- Motto: All my hope is in God

Profile
- District: Aberdeenshire
- Clan Udny no longer has a chief, and is an armigerous clan
- Historic seat: Udny Castle or Knockhall Castle
- Last Chief: The Udny of Udny

= Clan Udny =

Scottish clan

Clan Udny is a Scottish armigerous clan from Aberdeenshire, Scotland.

Arms for Udny of the Ilk have been recorded on three occasions in the Lyon Register; 1672–7, 1748–51 and 1789.

The family Udny of Udny possessed the barony of Udny in Aberdeenshire for several generations prior to 1875. Udny Castle was probably initially constructed by the Udny family in the 14th or 15th century.

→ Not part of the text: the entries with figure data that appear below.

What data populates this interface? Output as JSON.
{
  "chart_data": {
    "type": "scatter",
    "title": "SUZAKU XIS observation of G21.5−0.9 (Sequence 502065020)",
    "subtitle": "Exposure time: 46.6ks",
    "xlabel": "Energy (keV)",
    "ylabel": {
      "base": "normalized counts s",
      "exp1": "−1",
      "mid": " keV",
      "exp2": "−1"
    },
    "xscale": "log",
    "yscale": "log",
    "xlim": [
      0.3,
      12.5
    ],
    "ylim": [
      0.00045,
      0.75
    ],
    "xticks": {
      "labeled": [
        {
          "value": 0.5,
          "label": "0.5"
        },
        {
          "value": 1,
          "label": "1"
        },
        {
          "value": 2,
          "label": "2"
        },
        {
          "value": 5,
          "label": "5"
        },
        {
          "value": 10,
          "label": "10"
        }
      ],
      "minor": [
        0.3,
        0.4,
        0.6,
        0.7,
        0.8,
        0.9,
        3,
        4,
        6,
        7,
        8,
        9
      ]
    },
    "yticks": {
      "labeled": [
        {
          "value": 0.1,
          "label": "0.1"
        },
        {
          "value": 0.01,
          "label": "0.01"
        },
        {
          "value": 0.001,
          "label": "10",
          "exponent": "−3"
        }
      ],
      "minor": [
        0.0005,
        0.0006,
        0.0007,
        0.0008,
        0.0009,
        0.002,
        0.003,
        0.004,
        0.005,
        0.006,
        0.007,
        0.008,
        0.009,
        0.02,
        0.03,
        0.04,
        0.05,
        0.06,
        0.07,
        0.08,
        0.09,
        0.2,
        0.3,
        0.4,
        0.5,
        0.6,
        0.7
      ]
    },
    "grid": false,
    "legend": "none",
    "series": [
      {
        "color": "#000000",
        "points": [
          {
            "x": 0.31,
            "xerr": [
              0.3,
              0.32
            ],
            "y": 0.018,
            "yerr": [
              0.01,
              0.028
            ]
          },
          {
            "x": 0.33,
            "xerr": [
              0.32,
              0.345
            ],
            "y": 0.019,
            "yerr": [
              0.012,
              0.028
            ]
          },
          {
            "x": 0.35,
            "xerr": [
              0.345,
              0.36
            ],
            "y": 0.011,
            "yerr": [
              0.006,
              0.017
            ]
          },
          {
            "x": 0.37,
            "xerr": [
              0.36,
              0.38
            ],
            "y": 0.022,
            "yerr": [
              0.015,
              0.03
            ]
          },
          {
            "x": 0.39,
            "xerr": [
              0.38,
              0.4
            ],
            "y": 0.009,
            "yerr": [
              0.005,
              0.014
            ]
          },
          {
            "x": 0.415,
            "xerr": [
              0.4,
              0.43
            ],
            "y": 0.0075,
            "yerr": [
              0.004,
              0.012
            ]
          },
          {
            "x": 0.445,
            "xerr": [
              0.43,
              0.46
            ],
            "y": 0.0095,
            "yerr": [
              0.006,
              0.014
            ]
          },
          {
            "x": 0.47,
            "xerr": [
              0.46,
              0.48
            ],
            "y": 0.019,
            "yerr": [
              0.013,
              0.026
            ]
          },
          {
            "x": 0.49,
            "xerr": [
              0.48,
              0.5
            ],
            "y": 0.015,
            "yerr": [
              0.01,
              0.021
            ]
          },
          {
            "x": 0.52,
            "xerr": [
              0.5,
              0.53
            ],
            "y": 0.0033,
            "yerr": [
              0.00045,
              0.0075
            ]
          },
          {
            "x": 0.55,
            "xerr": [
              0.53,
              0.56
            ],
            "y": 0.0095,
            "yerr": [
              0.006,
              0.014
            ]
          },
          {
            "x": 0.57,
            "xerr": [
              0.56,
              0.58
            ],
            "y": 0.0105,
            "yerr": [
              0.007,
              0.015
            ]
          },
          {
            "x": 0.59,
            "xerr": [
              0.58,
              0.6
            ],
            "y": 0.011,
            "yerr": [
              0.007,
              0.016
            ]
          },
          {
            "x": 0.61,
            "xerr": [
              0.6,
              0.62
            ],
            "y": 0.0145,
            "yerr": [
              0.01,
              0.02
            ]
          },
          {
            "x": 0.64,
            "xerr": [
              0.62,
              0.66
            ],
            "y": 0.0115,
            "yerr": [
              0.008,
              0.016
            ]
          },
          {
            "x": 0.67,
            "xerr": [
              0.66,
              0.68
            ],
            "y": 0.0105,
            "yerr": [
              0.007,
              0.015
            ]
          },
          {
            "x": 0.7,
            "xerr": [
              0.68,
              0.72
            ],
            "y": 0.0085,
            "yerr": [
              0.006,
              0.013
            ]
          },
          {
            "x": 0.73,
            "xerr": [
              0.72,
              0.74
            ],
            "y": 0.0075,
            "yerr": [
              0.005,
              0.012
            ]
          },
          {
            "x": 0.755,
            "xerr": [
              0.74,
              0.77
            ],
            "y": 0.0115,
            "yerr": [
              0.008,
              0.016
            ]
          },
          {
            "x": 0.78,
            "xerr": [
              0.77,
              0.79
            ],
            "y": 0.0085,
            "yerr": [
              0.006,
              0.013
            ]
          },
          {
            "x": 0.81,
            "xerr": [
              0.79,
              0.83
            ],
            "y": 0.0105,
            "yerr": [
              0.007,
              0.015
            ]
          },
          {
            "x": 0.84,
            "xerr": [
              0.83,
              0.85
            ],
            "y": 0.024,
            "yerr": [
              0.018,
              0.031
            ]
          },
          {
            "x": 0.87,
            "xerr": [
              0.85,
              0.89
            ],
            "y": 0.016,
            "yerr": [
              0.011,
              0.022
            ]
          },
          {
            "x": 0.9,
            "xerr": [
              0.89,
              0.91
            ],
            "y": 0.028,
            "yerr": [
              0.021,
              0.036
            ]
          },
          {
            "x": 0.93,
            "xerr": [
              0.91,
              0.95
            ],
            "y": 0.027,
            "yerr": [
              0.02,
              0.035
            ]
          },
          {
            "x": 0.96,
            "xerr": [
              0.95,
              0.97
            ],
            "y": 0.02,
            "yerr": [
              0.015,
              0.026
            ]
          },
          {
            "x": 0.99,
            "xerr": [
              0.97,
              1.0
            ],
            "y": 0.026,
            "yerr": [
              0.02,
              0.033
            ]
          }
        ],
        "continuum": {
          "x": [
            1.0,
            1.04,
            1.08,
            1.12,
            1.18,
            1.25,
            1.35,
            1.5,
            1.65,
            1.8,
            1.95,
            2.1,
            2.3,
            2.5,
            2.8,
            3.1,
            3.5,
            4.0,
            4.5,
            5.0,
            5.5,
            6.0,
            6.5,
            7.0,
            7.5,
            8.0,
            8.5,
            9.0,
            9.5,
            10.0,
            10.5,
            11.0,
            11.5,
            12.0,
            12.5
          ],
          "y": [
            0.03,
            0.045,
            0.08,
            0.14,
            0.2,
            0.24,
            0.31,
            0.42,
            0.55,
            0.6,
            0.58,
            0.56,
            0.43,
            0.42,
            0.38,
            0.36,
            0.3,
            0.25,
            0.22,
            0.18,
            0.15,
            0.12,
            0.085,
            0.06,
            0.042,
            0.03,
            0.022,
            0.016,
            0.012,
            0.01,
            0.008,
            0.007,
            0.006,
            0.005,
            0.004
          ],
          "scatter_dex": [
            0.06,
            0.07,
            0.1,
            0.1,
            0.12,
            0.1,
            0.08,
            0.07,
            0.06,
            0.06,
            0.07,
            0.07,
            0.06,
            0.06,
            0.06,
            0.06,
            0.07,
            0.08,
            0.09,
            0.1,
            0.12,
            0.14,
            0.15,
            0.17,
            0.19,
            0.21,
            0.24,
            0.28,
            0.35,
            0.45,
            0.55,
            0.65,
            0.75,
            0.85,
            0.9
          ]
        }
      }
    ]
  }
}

The name has been spelled sometimes as Widney and Uldney. Scottish folk singer Jock Duncan said about the pronunciation of Udny, when commenting on his song about the Aberdeenshire town of Udny on his CD Ye Shine Whar Ye Stan!: "I’ve heard many versions o it – an tunes an aa, fen I wis young. Widney wis the pronunciation. Never naebody heard o Udny: 'It’s Widney boy – are ye gaun doun tae Widney the nicht?’"

== Members ==

Ordered by date of birth.

- Robert Fullarton Udny (1725–1802), merchant, art collector and Fellow of the Royal Society. Brother of John.
- John Udny (1727–1800), diplomat who served as British Consul at Venice and Livorno. Brother of Robert.